Der Sozialpsychologe Erich Fromm prägte 1964 erstmals den Begriff „bösartiger Narzissmus“ und beschrieb ihn als „schwere psychische Krankheit“, die „die Quintessenz des Bösen“ darstelle. Er charakterisierte den Zustand als „die schwerste Pathologie und die Wurzel der bösartigsten Destruktivität und Unmenschlichkeit“. Edith Weigert (1967) sah im malignen Narzissmus eine „regressive Flucht vor Frustration durch Verzerrung und Verleugnung der Realität“, während Herbert Rosenfeld (1971) ihn als „eine verstörende Form der narzisstischen Persönlichkeit, bei der Grandiosität um Aggression herum aufgebaut wird und die destruktiven Aspekte des Selbst idealisiert werden.“

Am 11. Mai 1968 präsentierte der Psychoanalytiker Otto Kernberg auf der 55. Jahrestagung der American Psychoanalytic Association in Boston sein Papier Factors in the Psychoanalytic Treatment of Narcissistic Personalities, das aus der Arbeit des Psychotherapy Research Project der Menninger Foundation hervorgegangen war. Kernbergs Vortrag wurde erstmals am 1. Januar 1970 in gedruckter Form veröffentlicht. In Kernbergs Aufsatz von 1968, der erstmals 1970 im Journal of the American Psychoanalytic Association (JAPA) veröffentlicht wurde, kommt das Wort „maligne“ kein einziges Mal vor, während „pathologisch“ oder „pathologisch“ 25 Mal vorkommt.

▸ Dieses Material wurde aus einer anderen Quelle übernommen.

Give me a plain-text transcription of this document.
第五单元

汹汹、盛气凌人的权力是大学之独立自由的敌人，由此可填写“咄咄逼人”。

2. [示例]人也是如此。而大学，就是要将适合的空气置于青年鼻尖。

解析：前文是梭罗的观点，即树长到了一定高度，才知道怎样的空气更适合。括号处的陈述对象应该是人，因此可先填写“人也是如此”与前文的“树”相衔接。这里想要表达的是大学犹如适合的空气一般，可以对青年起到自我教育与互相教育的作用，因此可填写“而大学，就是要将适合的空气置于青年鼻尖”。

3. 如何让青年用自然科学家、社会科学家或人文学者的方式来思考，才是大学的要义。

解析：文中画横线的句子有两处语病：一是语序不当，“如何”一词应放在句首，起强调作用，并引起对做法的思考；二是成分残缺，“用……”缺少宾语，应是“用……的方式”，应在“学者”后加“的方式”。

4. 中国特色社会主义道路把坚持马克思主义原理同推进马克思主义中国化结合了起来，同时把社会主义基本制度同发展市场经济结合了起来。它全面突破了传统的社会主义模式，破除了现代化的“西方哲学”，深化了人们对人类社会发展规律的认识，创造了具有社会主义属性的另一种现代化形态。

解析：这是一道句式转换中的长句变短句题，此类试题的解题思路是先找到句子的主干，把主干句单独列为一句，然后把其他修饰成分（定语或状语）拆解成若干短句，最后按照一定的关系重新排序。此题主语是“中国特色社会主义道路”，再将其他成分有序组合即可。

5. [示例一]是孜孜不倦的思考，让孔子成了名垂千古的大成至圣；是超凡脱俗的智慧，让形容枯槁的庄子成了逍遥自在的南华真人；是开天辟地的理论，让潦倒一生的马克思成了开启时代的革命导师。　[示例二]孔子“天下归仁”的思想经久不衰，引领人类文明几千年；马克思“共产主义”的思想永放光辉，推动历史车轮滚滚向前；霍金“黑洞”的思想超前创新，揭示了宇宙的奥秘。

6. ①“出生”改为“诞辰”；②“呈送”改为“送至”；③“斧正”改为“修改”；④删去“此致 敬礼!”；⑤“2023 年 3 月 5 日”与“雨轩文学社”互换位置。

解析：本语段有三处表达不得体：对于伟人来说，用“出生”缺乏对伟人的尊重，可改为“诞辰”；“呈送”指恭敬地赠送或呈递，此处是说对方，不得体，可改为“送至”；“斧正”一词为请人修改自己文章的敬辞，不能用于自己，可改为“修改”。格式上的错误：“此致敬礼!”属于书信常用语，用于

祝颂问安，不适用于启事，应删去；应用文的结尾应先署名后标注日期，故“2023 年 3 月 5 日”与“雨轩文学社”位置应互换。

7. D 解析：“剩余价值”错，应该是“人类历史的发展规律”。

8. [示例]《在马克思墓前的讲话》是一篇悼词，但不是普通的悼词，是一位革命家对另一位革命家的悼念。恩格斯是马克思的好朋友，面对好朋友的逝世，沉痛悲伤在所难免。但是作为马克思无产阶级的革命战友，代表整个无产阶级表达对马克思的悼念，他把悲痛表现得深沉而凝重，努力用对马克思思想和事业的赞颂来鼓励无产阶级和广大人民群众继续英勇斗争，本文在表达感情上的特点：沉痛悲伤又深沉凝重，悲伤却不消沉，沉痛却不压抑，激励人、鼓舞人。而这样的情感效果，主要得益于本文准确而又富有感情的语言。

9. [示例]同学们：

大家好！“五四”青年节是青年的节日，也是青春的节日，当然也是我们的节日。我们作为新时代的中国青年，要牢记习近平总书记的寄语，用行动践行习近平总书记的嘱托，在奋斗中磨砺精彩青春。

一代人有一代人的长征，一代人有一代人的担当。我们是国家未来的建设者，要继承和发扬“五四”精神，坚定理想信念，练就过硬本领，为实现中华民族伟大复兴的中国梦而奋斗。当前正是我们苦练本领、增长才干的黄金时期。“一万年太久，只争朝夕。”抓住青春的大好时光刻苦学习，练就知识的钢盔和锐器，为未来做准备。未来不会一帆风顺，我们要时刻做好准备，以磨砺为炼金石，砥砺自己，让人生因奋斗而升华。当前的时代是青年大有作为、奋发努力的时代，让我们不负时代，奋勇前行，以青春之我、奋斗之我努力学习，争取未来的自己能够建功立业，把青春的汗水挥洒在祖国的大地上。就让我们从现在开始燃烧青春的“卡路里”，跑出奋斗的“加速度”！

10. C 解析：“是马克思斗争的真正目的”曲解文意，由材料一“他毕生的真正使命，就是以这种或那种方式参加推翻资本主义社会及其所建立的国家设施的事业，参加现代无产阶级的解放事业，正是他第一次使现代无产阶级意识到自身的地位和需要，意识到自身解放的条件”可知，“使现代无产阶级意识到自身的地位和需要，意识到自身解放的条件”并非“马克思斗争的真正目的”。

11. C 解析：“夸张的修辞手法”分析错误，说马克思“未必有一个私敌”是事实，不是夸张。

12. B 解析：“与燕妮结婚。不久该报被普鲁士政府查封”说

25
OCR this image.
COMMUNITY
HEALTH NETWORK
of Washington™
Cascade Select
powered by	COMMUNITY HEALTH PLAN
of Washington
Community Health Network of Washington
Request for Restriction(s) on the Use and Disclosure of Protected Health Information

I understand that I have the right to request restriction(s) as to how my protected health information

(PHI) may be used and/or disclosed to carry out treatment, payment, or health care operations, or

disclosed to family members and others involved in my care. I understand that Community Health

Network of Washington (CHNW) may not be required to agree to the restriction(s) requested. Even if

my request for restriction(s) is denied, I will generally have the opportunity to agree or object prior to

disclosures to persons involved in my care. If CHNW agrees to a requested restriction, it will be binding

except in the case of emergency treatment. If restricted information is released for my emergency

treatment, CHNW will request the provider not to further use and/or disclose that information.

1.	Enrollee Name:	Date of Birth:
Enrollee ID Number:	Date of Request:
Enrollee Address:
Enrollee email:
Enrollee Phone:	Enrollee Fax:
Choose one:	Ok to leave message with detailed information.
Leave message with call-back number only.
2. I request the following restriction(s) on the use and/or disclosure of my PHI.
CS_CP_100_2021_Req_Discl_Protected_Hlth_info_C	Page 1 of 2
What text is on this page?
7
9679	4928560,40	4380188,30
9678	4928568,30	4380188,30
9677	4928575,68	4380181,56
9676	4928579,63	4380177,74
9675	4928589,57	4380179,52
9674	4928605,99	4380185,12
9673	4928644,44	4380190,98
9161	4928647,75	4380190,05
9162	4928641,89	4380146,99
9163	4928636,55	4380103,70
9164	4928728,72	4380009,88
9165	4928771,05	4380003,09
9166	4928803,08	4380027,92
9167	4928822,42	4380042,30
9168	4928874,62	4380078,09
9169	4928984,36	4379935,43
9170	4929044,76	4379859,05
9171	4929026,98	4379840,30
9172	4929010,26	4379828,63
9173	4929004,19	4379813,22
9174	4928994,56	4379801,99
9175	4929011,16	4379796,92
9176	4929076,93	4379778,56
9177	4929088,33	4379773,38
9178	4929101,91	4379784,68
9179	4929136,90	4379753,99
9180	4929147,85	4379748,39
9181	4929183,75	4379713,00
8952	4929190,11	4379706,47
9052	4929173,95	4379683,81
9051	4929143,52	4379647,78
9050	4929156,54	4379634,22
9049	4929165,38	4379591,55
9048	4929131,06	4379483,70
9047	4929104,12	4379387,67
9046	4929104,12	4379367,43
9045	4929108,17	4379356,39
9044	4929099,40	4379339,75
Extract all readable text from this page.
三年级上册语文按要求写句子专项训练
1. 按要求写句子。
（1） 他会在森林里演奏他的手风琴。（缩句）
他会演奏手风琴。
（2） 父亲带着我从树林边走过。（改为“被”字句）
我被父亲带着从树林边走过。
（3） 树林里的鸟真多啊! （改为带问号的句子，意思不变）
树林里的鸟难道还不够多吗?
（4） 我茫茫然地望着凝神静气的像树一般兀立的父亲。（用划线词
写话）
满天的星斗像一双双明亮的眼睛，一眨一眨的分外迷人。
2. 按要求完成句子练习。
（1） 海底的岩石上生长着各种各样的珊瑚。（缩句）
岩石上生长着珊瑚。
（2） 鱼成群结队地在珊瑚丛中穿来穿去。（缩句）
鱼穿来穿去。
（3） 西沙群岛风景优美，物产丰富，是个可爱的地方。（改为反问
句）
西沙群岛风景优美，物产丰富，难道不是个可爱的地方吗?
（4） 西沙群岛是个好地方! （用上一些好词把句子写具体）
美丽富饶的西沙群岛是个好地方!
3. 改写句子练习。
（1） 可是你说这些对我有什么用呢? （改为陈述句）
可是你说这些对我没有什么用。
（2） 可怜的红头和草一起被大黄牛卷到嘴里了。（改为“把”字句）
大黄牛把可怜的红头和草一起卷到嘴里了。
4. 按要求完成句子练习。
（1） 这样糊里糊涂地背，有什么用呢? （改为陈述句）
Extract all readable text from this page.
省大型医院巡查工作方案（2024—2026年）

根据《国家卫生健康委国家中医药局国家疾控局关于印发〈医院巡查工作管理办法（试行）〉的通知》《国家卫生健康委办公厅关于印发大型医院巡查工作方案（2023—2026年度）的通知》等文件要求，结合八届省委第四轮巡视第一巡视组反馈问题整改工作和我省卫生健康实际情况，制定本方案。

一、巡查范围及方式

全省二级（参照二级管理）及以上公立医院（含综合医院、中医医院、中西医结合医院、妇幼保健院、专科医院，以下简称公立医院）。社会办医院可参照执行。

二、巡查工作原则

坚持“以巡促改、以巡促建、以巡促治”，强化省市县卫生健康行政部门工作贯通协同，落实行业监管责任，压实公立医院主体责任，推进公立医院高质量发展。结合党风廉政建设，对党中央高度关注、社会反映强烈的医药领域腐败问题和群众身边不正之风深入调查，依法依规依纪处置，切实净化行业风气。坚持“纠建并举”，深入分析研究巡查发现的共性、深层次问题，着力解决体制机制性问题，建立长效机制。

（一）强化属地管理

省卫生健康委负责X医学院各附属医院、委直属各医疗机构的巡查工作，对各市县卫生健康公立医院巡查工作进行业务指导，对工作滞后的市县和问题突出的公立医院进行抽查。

In der Weiterentwicklung dieser Ideen wies Kernberg darauf hin, dass die antisoziale Persönlichkeit grundsätzlich narzisstisch und ohne Moral sei. Der bösartige Narzissmus beinhaltet ein sadistisches Element, wodurch im Wesentlichen ein sadistischer Psychopath entsteht. In seinem Artikel werden „bösartiger Narzissmus“ und Psychopathie austauschbar verwendet. Kernberg schlug den malignen Narzissmus erstmals 1984 als psychiatrische Diagnose vor. Bisher wurde sie in keinem der medizinischen Handbücher, wie dem ICD-10 oder dem DSM-5, akzeptiert.

Kernberg beschrieb den malignen Narzissmus als ein Syndrom, das durch eine narzisstische Persönlichkeitsstörung (NPD), antisoziale Züge, paranoide Züge und egosynthetische Aggression gekennzeichnet ist. Weitere Symptome können Gewissenlosigkeit, ein psychologisches Machtbedürfnis und ein Gefühl der Wichtigkeit (Grandiosität) sein. Der Psychoanalytiker George H. Pollock schrieb 1978: „Der bösartige Narzisst wird als pathologisch grandios, ohne Gewissen und ohne Verhaltensregulierung mit charakteristischen Demonstrationen von freudiger Grausamkeit und Sadismus dargestellt“. Bemerkenswert ist, dass M. Scott Peck den malignen Narzissmus als Erklärung für das Böse verwendet.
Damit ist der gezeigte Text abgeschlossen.